Nel dibattito internazionale recente invece, si è andata rafforzando l’idea che l’opportunità di migliorare il sistema scolastico è da ricercare soprattutto nell’area più snobbata, proprio nei diversi metodi di insegnamento. La maggior parte della ricerca in questo settore è stata dedicata ai metodi di apprendimento attivo e alla comparazione di questi con il metodo tradizionale, quello della lezione frontale, dell’insegnante che trasferisce nozioni ai ragazzi che prendono nota, memorizzano e poi ripetono per la verifica (interrogazione). I risultati di queste ricerche dimostrano che i metodi per l’apprendimento attivo sono molto più efficaci. Nel contesto dell’apprendimento attivo gli studenti non sono passivi ma investono la maggior parte del loro tempo in attività che richiedono di processare attivamente ed implementare le informazioni che ricercano e (non solo) ricevono in una varietà di attività che coinvolgono anche le così dette soft skills, come l’affrontare problemi lavorando in gruppo. In questo contesto il ruolo dell’insegnante è profondamente diverso: non si limita a trasferire conoscenze e verificare che siano state raccolte per un breve tempo.

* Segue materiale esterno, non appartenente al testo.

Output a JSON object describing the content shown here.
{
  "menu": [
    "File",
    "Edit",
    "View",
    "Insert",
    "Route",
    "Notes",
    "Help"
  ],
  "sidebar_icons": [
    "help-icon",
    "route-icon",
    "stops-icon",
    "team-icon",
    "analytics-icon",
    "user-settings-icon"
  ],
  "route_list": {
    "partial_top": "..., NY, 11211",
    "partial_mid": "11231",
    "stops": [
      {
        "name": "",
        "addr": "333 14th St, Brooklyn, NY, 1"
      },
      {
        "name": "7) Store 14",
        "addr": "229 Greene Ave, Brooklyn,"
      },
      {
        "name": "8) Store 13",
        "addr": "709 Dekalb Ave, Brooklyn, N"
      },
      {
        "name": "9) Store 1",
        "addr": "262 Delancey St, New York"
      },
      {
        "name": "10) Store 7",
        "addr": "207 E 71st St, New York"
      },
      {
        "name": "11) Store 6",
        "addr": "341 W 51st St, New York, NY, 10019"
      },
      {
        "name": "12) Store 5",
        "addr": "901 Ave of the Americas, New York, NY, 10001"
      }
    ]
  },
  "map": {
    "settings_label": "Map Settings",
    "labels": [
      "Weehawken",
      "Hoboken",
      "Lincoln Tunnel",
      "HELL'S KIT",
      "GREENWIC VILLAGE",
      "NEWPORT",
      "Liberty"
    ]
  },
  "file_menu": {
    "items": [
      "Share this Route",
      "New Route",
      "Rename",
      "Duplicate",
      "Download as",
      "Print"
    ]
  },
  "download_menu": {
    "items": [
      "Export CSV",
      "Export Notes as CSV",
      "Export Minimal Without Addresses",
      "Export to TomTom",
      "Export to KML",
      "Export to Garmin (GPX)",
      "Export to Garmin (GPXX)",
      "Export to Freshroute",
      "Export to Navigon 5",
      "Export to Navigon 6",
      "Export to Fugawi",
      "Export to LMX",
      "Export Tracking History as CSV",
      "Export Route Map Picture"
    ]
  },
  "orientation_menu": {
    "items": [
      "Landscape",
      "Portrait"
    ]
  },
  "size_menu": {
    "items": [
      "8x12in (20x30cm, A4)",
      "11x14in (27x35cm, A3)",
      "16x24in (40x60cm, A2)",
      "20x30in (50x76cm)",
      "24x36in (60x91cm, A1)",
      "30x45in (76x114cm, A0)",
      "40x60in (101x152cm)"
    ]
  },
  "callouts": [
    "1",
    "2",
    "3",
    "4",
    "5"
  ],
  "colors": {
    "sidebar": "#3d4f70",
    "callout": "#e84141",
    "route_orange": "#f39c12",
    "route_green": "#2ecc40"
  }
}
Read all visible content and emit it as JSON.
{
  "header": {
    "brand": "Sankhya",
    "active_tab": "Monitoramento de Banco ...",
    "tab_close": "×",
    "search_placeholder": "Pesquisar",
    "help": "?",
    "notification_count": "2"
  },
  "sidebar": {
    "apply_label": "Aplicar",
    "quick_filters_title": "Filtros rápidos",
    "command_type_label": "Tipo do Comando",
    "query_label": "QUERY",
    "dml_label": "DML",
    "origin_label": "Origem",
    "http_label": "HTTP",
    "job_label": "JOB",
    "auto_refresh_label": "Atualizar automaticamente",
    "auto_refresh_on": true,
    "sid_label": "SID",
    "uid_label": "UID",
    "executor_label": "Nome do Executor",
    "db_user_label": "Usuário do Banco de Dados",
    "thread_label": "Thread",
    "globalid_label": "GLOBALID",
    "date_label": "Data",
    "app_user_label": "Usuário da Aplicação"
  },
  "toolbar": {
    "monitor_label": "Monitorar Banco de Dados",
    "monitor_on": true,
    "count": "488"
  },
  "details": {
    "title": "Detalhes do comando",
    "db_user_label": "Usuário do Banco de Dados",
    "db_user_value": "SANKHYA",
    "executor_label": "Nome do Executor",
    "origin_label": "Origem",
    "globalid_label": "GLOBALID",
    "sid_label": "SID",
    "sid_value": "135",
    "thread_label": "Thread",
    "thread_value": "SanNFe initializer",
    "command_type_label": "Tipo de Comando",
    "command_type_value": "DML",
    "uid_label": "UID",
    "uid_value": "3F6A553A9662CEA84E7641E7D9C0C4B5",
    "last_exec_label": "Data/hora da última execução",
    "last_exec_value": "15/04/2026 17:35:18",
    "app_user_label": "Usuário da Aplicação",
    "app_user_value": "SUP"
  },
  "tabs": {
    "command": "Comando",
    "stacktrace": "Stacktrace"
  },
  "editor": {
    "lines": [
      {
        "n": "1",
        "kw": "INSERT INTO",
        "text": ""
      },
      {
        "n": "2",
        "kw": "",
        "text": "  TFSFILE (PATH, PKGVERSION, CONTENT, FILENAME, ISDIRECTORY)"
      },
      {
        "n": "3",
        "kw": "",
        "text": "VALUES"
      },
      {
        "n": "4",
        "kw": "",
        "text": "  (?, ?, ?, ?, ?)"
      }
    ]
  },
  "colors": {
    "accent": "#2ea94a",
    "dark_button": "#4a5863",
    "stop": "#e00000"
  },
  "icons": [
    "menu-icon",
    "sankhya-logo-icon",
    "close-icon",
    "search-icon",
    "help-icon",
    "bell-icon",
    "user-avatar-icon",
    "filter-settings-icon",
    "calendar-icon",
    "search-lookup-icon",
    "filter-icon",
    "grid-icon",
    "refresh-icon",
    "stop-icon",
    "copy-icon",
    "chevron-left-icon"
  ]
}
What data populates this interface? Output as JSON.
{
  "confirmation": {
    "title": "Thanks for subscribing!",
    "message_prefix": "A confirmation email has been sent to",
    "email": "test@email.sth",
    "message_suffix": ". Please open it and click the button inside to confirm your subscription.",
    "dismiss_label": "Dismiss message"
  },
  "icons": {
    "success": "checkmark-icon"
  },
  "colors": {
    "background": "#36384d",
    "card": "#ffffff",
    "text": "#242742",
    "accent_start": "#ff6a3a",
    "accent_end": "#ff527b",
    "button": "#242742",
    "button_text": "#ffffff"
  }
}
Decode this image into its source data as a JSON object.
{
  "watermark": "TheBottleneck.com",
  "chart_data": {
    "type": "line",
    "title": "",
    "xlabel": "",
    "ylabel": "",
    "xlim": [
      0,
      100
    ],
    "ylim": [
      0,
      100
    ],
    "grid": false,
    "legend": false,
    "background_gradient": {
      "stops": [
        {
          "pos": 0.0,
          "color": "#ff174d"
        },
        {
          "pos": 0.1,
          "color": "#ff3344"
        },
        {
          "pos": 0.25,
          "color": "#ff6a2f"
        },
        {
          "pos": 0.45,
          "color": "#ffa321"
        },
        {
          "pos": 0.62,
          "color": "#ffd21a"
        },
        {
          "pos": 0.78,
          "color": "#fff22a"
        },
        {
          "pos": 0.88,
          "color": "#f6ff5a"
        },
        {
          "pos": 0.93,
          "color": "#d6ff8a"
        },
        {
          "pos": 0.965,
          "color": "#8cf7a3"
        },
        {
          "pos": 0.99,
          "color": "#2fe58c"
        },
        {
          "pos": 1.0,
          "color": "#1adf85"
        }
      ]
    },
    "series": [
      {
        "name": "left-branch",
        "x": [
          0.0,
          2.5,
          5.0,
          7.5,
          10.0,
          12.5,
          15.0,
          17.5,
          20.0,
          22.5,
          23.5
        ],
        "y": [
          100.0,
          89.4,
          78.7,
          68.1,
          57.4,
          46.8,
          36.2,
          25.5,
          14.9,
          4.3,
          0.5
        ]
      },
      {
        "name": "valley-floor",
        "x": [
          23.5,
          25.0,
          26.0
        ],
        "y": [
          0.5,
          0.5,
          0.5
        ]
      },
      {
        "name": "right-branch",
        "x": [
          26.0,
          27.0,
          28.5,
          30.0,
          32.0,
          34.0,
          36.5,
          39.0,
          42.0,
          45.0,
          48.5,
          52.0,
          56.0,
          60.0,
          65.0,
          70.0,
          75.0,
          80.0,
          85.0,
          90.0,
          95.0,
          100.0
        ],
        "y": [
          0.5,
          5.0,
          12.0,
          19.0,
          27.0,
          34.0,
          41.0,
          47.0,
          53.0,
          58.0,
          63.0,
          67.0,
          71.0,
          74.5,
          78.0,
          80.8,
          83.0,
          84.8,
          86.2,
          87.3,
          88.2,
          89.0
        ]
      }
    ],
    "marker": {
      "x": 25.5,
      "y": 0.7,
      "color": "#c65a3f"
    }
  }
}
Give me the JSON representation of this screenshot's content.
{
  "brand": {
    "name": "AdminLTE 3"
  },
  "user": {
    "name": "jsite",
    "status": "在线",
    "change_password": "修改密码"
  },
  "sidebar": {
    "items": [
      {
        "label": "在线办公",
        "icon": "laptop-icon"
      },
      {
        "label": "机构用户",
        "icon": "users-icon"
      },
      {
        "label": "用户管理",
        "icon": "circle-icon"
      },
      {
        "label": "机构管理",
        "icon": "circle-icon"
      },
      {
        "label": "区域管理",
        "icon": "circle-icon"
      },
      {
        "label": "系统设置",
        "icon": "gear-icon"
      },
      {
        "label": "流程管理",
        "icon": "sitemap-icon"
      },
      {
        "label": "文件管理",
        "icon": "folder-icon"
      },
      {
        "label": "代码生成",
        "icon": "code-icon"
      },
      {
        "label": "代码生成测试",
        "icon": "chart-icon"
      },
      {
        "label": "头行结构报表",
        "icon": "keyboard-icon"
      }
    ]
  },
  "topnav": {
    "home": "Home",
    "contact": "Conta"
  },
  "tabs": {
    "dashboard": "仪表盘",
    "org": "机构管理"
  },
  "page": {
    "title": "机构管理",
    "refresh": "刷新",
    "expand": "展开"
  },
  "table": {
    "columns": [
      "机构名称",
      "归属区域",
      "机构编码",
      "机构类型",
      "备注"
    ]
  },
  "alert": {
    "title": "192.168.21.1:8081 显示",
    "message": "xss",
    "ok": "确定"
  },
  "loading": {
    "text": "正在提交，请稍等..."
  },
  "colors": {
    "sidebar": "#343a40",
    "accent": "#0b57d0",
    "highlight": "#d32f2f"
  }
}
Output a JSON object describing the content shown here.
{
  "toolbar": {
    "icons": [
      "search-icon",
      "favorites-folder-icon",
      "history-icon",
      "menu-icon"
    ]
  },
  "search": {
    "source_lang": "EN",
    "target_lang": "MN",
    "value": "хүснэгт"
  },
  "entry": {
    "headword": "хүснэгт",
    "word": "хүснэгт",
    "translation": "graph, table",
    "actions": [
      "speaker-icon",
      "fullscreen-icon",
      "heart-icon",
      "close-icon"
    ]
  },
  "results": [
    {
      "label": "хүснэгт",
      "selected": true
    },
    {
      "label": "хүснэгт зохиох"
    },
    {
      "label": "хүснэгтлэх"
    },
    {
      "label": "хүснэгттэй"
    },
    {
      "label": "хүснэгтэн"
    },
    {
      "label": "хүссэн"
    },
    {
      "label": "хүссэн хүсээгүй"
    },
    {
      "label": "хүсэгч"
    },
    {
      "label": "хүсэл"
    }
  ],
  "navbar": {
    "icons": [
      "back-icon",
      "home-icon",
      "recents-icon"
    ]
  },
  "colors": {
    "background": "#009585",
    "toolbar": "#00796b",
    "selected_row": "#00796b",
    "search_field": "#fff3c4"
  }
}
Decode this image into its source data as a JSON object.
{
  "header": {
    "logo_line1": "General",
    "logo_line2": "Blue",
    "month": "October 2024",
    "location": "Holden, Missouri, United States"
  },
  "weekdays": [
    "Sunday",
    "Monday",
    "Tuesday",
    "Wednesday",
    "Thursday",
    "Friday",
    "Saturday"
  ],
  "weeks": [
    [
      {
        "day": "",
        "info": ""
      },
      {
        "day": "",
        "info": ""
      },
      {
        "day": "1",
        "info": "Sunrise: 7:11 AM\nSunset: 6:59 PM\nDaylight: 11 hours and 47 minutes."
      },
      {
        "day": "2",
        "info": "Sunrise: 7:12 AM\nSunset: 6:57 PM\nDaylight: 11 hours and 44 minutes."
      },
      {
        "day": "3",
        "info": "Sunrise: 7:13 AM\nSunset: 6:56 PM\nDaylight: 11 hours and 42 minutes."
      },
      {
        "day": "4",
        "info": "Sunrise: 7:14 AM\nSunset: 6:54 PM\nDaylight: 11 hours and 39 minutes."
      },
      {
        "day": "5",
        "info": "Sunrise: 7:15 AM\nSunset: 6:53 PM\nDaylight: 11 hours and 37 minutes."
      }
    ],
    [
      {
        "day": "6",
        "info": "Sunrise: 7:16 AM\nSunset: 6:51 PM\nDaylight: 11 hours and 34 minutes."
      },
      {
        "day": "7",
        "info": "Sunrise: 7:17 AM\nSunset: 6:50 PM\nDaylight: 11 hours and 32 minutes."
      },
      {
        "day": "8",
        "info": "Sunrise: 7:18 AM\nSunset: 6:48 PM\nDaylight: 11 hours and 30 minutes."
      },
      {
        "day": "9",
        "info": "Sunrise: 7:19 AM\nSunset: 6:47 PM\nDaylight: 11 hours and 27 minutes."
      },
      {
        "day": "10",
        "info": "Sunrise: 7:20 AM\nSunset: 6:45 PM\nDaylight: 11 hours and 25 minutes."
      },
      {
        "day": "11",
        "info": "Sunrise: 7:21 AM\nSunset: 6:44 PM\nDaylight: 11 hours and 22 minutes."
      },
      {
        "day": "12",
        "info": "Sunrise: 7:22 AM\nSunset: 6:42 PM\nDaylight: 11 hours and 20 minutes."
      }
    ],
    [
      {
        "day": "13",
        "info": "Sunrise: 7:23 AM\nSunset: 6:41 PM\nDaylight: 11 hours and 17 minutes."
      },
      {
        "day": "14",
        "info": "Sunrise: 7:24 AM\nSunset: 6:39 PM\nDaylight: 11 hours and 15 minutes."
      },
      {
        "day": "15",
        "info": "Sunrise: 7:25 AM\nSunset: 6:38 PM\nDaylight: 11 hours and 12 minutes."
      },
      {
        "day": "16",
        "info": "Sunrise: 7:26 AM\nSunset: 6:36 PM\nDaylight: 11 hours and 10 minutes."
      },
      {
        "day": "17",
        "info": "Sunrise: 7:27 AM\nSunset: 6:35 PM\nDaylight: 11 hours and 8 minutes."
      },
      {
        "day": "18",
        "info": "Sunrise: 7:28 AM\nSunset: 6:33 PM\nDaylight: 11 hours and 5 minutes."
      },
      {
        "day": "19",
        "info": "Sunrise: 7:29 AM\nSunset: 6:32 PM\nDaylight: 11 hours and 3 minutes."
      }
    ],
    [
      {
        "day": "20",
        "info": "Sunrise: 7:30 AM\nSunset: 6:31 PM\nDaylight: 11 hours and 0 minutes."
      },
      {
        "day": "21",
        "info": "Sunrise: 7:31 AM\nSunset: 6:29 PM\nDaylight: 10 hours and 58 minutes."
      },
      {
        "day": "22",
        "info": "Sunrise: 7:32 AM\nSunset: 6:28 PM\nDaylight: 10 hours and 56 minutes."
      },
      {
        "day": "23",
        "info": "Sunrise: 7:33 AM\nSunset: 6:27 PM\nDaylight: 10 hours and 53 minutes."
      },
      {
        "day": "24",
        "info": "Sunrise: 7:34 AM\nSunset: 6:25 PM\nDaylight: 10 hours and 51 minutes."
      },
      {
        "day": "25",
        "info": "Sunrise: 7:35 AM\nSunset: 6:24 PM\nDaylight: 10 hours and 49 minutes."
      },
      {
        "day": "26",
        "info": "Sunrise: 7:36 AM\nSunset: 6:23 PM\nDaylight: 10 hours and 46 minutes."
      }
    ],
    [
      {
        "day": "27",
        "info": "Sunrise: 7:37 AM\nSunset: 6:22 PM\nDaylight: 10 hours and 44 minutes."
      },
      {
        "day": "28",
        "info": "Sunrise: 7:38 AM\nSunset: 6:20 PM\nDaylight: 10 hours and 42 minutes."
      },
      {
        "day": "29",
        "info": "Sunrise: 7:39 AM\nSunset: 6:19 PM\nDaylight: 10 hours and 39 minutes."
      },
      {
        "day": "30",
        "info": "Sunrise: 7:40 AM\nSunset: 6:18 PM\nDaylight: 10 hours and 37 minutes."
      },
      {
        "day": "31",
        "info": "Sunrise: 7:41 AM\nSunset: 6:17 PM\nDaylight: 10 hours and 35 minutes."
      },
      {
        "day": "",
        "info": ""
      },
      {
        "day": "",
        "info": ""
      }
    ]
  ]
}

La ricerca ha ormai confermato che con il metodo tradizionale la performance dei ragazzi nei test diminuisce drammaticamente con il passare del tempo, cioè con lo svanire delle nozioni memorizzate.

L’insegnante è quindi chiamato a progettare le attività fornendo i problemi, gli strumenti e il supporto di cui i ragazzi possono avere bisogno. Diventa un leader, una guida, un motivatore, e soprattutto un provocatore che stimola il senso critico, mentre i ragazzi sono chiamati a risolvere problemi più che a ricevere informazioni generiche su come altri hanno risolto quegli stessi problemi. Questi nuovi metodi che auspichiamo, e che qui ho solo accennato per ragioni di spazio ma che vi invito ad approfondire, non sono molto distanti da metodi meno recenti ma per questo non meno efficaci quale il Montessori o lo Steiner. Muovono tutti dallo stesso problema, come migliorare l’insegnamento in funzione delle modalità di apprendimento dei ragazzi, osservandone le dinamiche naturali e la reazione agli stimoli.

Solo il metodo tradizionale, che coinvolge ancora la maggior parte delle nostre scuole, segue una strada diversa. Certamente, questi metodi di insegnamento sperimentali richiedono ingenti investimenti economici e in risorse umane, per esempio sono più efficaci con classi ristrette di studenti o addirittura in ambienti dove la classe tradizionale sparisce per lasciare spazio a gruppi cross-funzionali e generazionali. E’ giunto il momento di prenderci le nostre responsabilità e di coltivare metodi diversi, costi quel che costi. Le epocali trasformazioni che stiamo vivendo e le condizioni in cui versa il Paese, oltre che le dinamiche sempre più evidenti con cui i ragazzi apprendono, ce lo impongono.